Skenario kedua, PDI-P merekomendasikan Anwar-Pasha. Bakal pasangan yang tersisa Rusdy-Ma’mun, Dewi-Clemens, dan Anwar-Pasha.
Situasinya akan sulit diprediksi jika PDI-P memberikan rekomendasi ke Rusdy-Ma’mun. Partai-partai di luar pengusung pasangan itu bakal mengocok ulang jagoannya. Nama-nama yang mengemuka saat ini bakal banyak yang ”hilang”. Jumlah pasangan pun bisa jadi menciut hanya dua pasang, yakni kubu Rusdy-Ma’mun dengan kubu di luar partai penyokong pasangan itu.
Terkait peluang merebut hati PDI-P, Bartholomeus hanya menjawab, ”Doakan”. Ia memastikan memang pihaknya tinggal menunggu rekomendansi dari partai banteng.
Apakah kriteria rekomendasi dari PDI-P? Lasnardi menyatakan semua kandidat yang direkomendasikan DPD PDI-P Sulteng ke DPP PDI-P menyertakan survei elektatabilitas.

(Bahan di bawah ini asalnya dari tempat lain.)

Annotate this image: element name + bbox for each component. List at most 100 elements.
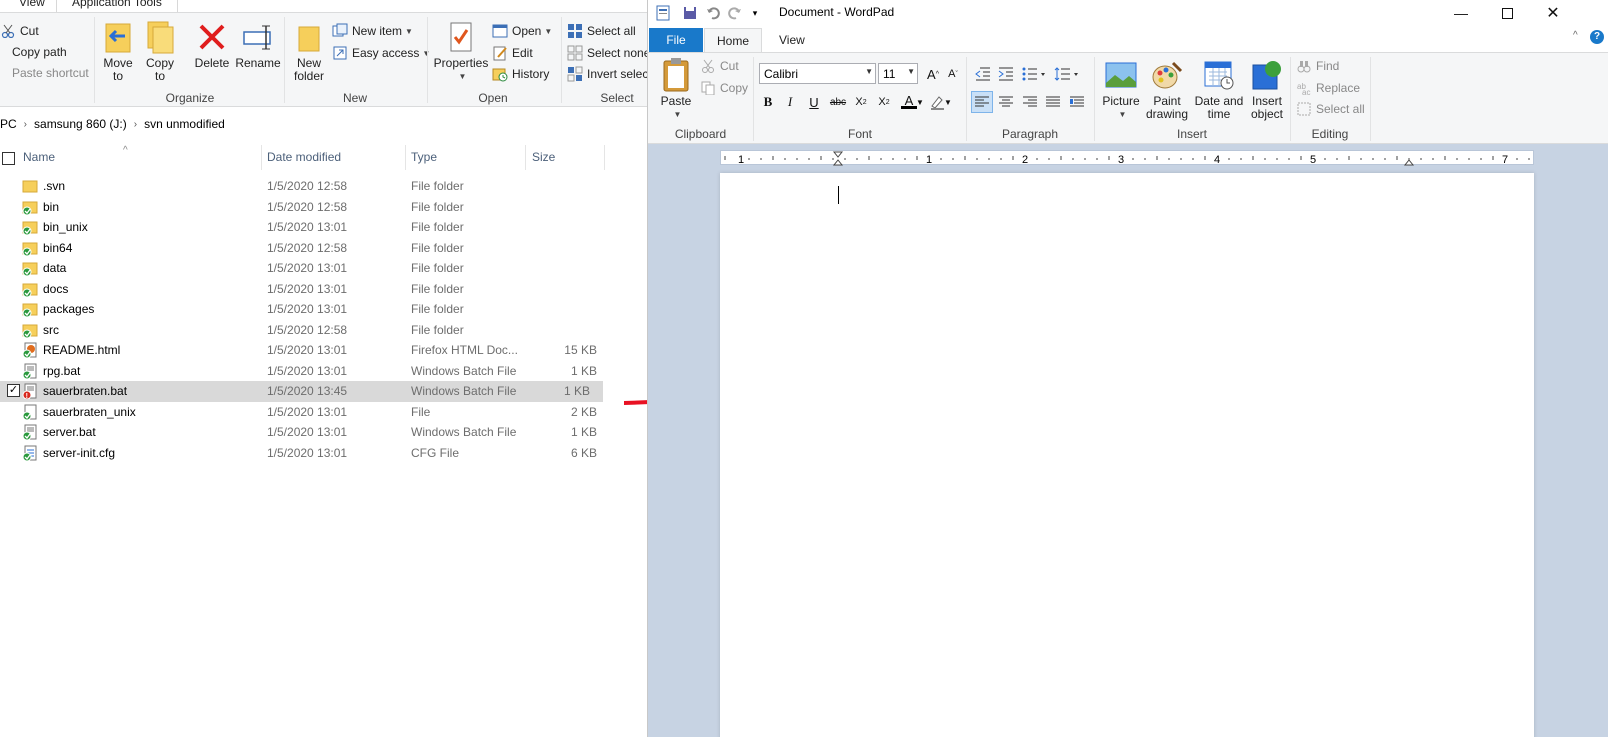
select-all-checkbox[interactable] <box>2 152 15 165</box>
close-icon[interactable]: ✕ <box>1530 0 1576 26</box>
bullet-list-icon[interactable] <box>1019 63 1049 85</box>
new-folder-button[interactable]: New folder <box>290 19 328 83</box>
breadcrumb-drive[interactable]: samsung 860 (J:) <box>34 117 127 131</box>
new-item-button[interactable]: New item ▼ <box>332 21 413 41</box>
minimize-icon[interactable]: — <box>1438 0 1484 26</box>
increase-indent-icon[interactable] <box>995 63 1017 85</box>
font-size-select[interactable]: 11 ▼ <box>878 63 918 84</box>
file-row[interactable]: README.html 1/5/2020 13:01 Firefox HTML Do… <box>0 340 610 361</box>
cut-button[interactable]: Cut <box>0 21 39 41</box>
open-label: Open <box>512 24 542 38</box>
decrease-indent-icon[interactable] <box>972 63 994 85</box>
file-row[interactable]: bin64 1/5/2020 12:58 File folder <box>0 238 610 259</box>
superscript-icon[interactable]: X2 <box>873 91 895 113</box>
easy-access-button[interactable]: Easy access▼ <box>332 43 430 63</box>
ruler[interactable]: 1 1 2 3 4 5 7 <box>720 150 1534 166</box>
column-divider[interactable] <box>525 145 526 170</box>
right-indent-marker-icon[interactable] <box>1403 159 1415 166</box>
align-left-icon[interactable] <box>971 91 993 113</box>
strikethrough-icon[interactable]: abc <box>827 91 849 113</box>
invert-selection-button[interactable]: Invert select <box>567 64 647 84</box>
align-right-icon[interactable] <box>1019 91 1041 113</box>
file-row[interactable]: server.bat 1/5/2020 13:01 Windows Batch Fi… <box>0 422 610 443</box>
copy-path-button[interactable]: Copy path <box>0 42 67 62</box>
replace-button[interactable]: ab ac Replace <box>1296 78 1360 98</box>
subscript-icon[interactable]: X2 <box>850 91 872 113</box>
file-row[interactable]: server-init.cfg 1/5/2020 13:01 CFG File 6 K… <box>0 443 610 464</box>
delete-button[interactable]: Delete <box>192 19 232 70</box>
file-row[interactable]: rpg.bat 1/5/2020 13:01 Windows Batch File 1… <box>0 361 610 382</box>
breadcrumb-pc[interactable]: PC <box>0 117 17 131</box>
wordpad-app-icon[interactable] <box>654 4 672 22</box>
customize-qat-icon[interactable]: ▾ <box>746 4 764 22</box>
justify-icon[interactable] <box>1042 91 1064 113</box>
breadcrumb-folder[interactable]: svn unmodified <box>144 117 225 131</box>
insert-picture-button[interactable]: Picture ▼ <box>1099 57 1143 121</box>
row-checkbox[interactable]: ✓ <box>7 384 20 397</box>
tab-view[interactable]: View <box>767 28 817 52</box>
redo-icon[interactable] <box>726 4 744 22</box>
collapse-ribbon-icon[interactable]: ^ <box>1573 30 1578 41</box>
column-divider[interactable] <box>261 145 262 170</box>
cut-button[interactable]: Cut <box>700 56 739 76</box>
document-page[interactable] <box>720 173 1534 737</box>
properties-button[interactable]: Properties ▼ <box>433 19 489 83</box>
align-center-icon[interactable] <box>995 91 1017 113</box>
file-row[interactable]: docs 1/5/2020 13:01 File folder <box>0 279 610 300</box>
save-icon[interactable] <box>681 4 699 22</box>
tab-application-tools[interactable]: Application Tools <box>72 0 162 9</box>
shrink-font-icon[interactable]: Aˇ <box>942 63 964 85</box>
tab-view[interactable]: View <box>19 0 45 9</box>
select-none-button[interactable]: Select none <box>567 43 647 63</box>
file-row[interactable]: .svn 1/5/2020 12:58 File folder <box>0 176 610 197</box>
column-header-name[interactable]: Name <box>23 150 55 164</box>
tab-file[interactable]: File <box>649 28 703 52</box>
file-row[interactable]: src 1/5/2020 12:58 File folder <box>0 320 610 341</box>
move-to-button[interactable]: Move to <box>100 19 136 83</box>
help-icon[interactable]: ? <box>1590 30 1604 44</box>
line-spacing-icon[interactable] <box>1052 63 1082 85</box>
edit-icon <box>492 45 508 61</box>
bold-icon[interactable]: B <box>757 91 779 113</box>
new-item-icon <box>332 23 348 39</box>
column-header-type[interactable]: Type <box>411 150 437 164</box>
copy-button[interactable]: Copy <box>700 78 748 98</box>
grow-font-icon[interactable]: A ^ <box>922 63 944 85</box>
copy-to-button[interactable]: Copy to <box>142 19 178 83</box>
find-button[interactable]: Find <box>1296 56 1339 76</box>
select-all-button[interactable]: Select all <box>567 21 636 41</box>
paint-drawing-button[interactable]: Paint drawing <box>1144 57 1190 121</box>
paragraph-settings-icon[interactable] <box>1066 91 1088 113</box>
undo-icon[interactable] <box>704 4 722 22</box>
tab-home[interactable]: Home <box>704 28 763 53</box>
maximize-icon[interactable] <box>1484 0 1530 26</box>
column-divider[interactable] <box>604 145 605 170</box>
date-time-button[interactable]: Date and time <box>1192 57 1246 121</box>
indent-marker-icon[interactable] <box>832 151 844 166</box>
paste-shortcut-button[interactable]: Paste shortcut <box>0 63 89 83</box>
column-header-size[interactable]: Size <box>532 150 555 164</box>
file-row[interactable]: bin_unix 1/5/2020 13:01 File folder <box>0 217 610 238</box>
font-family-select[interactable]: Calibri ▼ <box>759 63 876 84</box>
file-row[interactable]: sauerbraten_unix 1/5/2020 13:01 File 2 KB <box>0 402 610 423</box>
wordpad-title-bar[interactable]: ▾ Document - WordPad — ✕ <box>648 0 1608 26</box>
chevron-down-icon[interactable]: ▼ <box>943 91 953 113</box>
chevron-down-icon[interactable]: ▼ <box>915 91 925 113</box>
italic-icon[interactable]: I <box>779 91 801 113</box>
file-row[interactable]: bin 1/5/2020 12:58 File folder <box>0 197 610 218</box>
paste-button[interactable]: Paste ▼ <box>656 57 696 121</box>
column-header-date[interactable]: Date modified <box>267 150 341 164</box>
file-row[interactable]: packages 1/5/2020 13:01 File folder <box>0 299 610 320</box>
edit-button[interactable]: Edit <box>492 43 533 63</box>
address-bar[interactable]: PC › samsung 860 (J:) › svn unmodified <box>0 110 647 138</box>
insert-object-button[interactable]: Insert object <box>1245 57 1289 121</box>
underline-icon[interactable]: U <box>803 91 825 113</box>
file-row[interactable]: data 1/5/2020 13:01 File folder <box>0 258 610 279</box>
column-divider[interactable] <box>405 145 406 170</box>
open-button[interactable]: Open ▼ <box>492 21 552 41</box>
history-button[interactable]: History <box>492 64 549 84</box>
rename-button[interactable]: Rename <box>235 19 281 70</box>
new-item-label: New item <box>352 24 403 38</box>
file-row[interactable]: ✓! sauerbraten.bat 1/5/2020 13:45 Windows B… <box>0 381 603 402</box>
select-all-button[interactable]: Select all <box>1296 99 1365 119</box>
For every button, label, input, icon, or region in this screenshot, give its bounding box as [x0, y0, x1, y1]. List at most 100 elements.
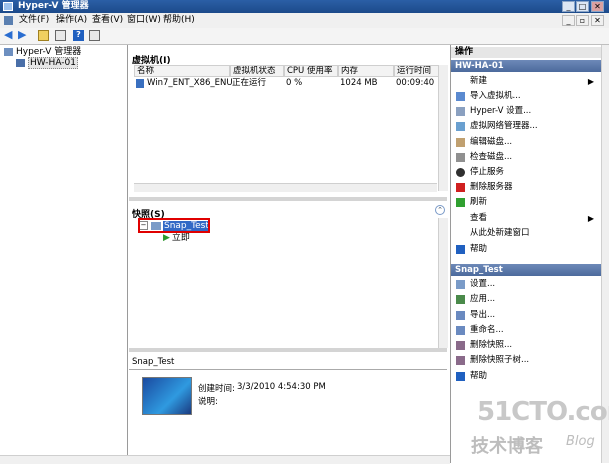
watermark-blog-en: Blog — [566, 434, 595, 449]
remove-server-icon — [456, 183, 465, 192]
vm-icon — [136, 79, 144, 88]
server-action-11[interactable]: 帮助 — [456, 243, 596, 256]
help-icon[interactable]: ? — [73, 30, 84, 41]
maximize-button[interactable]: □ — [576, 1, 589, 12]
rename-icon — [456, 326, 465, 335]
snapshot-settings-icon — [456, 280, 465, 289]
snapshot-action-6[interactable]: 帮助 — [456, 370, 596, 383]
server-action-9[interactable]: 查看 ▶ — [456, 212, 596, 225]
server-action-6[interactable]: 停止服务 — [456, 166, 596, 179]
action-pane-icon[interactable] — [89, 30, 100, 41]
snapshot-action-label: 删除快照子树... — [470, 355, 530, 365]
details-title: Snap_Test — [132, 357, 175, 367]
server-action-label: 导入虚拟机... — [470, 91, 521, 101]
server-action-4[interactable]: 编辑磁盘... — [456, 136, 596, 149]
stop-service-icon — [456, 168, 465, 177]
server-action-label: 从此处新建窗口 — [470, 228, 530, 238]
server-action-8[interactable]: 刷新 — [456, 196, 596, 209]
server-action-1[interactable]: 导入虚拟机... — [456, 90, 596, 103]
app-icon — [3, 2, 13, 11]
created-value: 3/3/2010 4:54:30 PM — [237, 382, 326, 392]
server-action-label: 编辑磁盘... — [470, 137, 513, 147]
server-action-10[interactable]: 从此处新建窗口 — [456, 227, 596, 240]
vm-cpu: 0 % — [286, 78, 303, 88]
actions-snapshot-section[interactable]: Snap_Test — [451, 264, 601, 276]
server-action-label: Hyper-V 设置... — [470, 106, 532, 116]
delete-snapshot-icon — [456, 341, 465, 350]
menu-view[interactable]: 查看(V) — [92, 14, 123, 27]
server-action-label: 检查磁盘... — [470, 152, 513, 162]
col-cpu[interactable]: CPU 使用率 — [284, 65, 338, 77]
details-divider — [129, 369, 447, 370]
snapshot-action-2[interactable]: 导出... — [456, 309, 596, 322]
vm-uptime: 00:09:40 — [396, 78, 435, 88]
menu-help[interactable]: 帮助(H) — [163, 14, 195, 27]
snapshot-action-label: 帮助 — [470, 371, 488, 381]
now-item[interactable]: ▶ 立即 — [163, 233, 190, 244]
watermark-blog-cn: 技术博客 — [471, 436, 543, 457]
minimize-button[interactable]: _ — [562, 1, 575, 12]
up-folder-icon[interactable] — [38, 30, 49, 41]
created-label: 创建时间: — [198, 384, 235, 394]
tree-server-label: HW-HA-01 — [28, 57, 78, 69]
tree-item-server[interactable]: HW-HA-01 — [16, 57, 78, 69]
back-arrow-icon[interactable]: ◀ — [4, 29, 15, 41]
snapshot-vertical-scrollbar[interactable] — [438, 218, 448, 348]
inspect-disk-icon — [456, 153, 465, 162]
submenu-arrow-icon: ▶ — [587, 214, 594, 223]
menu-window[interactable]: 窗口(W) — [127, 14, 161, 27]
now-label: 立即 — [171, 233, 190, 243]
mdi-minimize-button[interactable]: _ — [562, 15, 575, 26]
submenu-arrow-icon: ▶ — [587, 77, 594, 86]
details-splitter[interactable] — [129, 348, 447, 352]
snapshot-action-1[interactable]: 应用... — [456, 293, 596, 306]
menu-bar: 文件(F) 操作(A) 查看(V) 窗口(W) 帮助(H) _ ▫ ✕ — [0, 13, 609, 29]
refresh-icon — [456, 198, 465, 207]
col-memory[interactable]: 内存 — [338, 65, 394, 77]
server-action-5[interactable]: 检查磁盘... — [456, 151, 596, 164]
show-tree-icon[interactable] — [55, 30, 66, 41]
mdi-restore-button[interactable]: ▫ — [576, 15, 589, 26]
forward-arrow-icon[interactable]: ▶ — [18, 29, 29, 41]
help-icon — [456, 372, 465, 381]
edit-disk-icon — [456, 138, 465, 147]
vm-name: Win7_ENT_X86_ENU — [147, 78, 233, 88]
collapse-icon[interactable]: ⌃ — [435, 205, 445, 215]
now-play-icon: ▶ — [163, 233, 170, 243]
col-state[interactable]: 虚拟机状态 — [230, 65, 284, 77]
server-action-label: 帮助 — [470, 244, 488, 254]
snapshot-action-label: 重命名... — [470, 325, 504, 335]
help-icon — [456, 245, 465, 254]
server-action-0[interactable]: 新建 ▶ — [456, 75, 596, 88]
snapshot-action-0[interactable]: 设置... — [456, 278, 596, 291]
snapshot-action-5[interactable]: 删除快照子树... — [456, 354, 596, 367]
server-action-2[interactable]: Hyper-V 设置... — [456, 105, 596, 118]
vm-vertical-scrollbar[interactable] — [438, 65, 448, 191]
snapshot-action-3[interactable]: 重命名... — [456, 324, 596, 337]
menu-action[interactable]: 操作(A) — [56, 14, 87, 27]
server-action-7[interactable]: 删除服务器 — [456, 181, 596, 194]
notes-label: 说明: — [198, 397, 218, 407]
mdi-close-button[interactable]: ✕ — [591, 15, 604, 26]
snapshot-action-4[interactable]: 删除快照... — [456, 339, 596, 352]
server-action-label: 查看 — [470, 213, 488, 223]
actions-server-section[interactable]: HW-HA-01 — [451, 60, 601, 72]
navigation-tree: Hyper-V 管理器 HW-HA-01 — [0, 45, 128, 455]
vm-state: 正在运行 — [232, 78, 267, 88]
settings-icon — [456, 107, 465, 116]
server-action-label: 刷新 — [470, 197, 488, 207]
col-name[interactable]: 名称 — [134, 65, 230, 77]
vm-horizontal-scrollbar[interactable] — [134, 183, 437, 192]
close-button[interactable]: ✕ — [591, 1, 604, 12]
server-action-label: 删除服务器 — [470, 182, 513, 192]
import-vm-icon — [456, 92, 465, 101]
menu-file[interactable]: 文件(F) — [19, 14, 49, 27]
watermark-site: 51CTO.com — [477, 397, 609, 427]
apply-icon — [456, 295, 465, 304]
server-action-3[interactable]: 虚拟网络管理器... — [456, 120, 596, 133]
snapshot-action-label: 设置... — [470, 279, 496, 289]
actions-header: 操作 — [451, 47, 601, 58]
pane-splitter[interactable] — [129, 197, 447, 201]
server-action-label: 停止服务 — [470, 167, 505, 177]
snapshot-action-label: 删除快照... — [470, 340, 513, 350]
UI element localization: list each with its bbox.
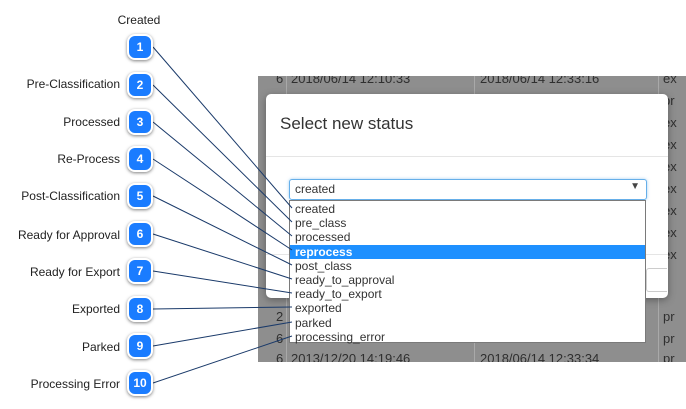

Artinya rekomendasi pasti memperhatikan tingkat keterpilihan pasangan.
Dosen pada Fakultas Ilmu Sosial dan Politik Universitas Tadulako, Palu, Slamet Riyadi Cante, mengharapkan pasangan yang maju Pilgub Sulteng 2020 lebih dari dua pasangan. Banyaknya pasangan baik untuk konteks pembelajaran demokrasi dan kualitas pemilihan. Para pasangan tentu akan memiliki visi-misi guna meyakinkan pemilih. ”Perang” visi-misi diharapkan menjadi tontonan menarik sepanjang tahapan kompetisi. Pemilih memiliki banyak alternatif untuk dipilih.
Para pemilih menghadapi keterbatasan pilihan pada Pilgub Sulteng 2015. Saat itu hanya ada dua pasang calon, yakni Longki Djanggola-Sudarto dan Rusdy Mastura-Ihwan Datu Adam. Longki keluar sebagai pemenang. Ia tak bisa maju lagi karena sudah dua periode memimpin Sulteng.
Auman ”banteng” kini sedang ditunggu. Rekomendasi yang bakal terbit diharapkan bagian dari proses demokrasi yang paling banter dalam bentuk memunculkan lebih dari dua pasangan calon. Bukankah makin banyak kandidat makin baik untuk dipilih-pilah?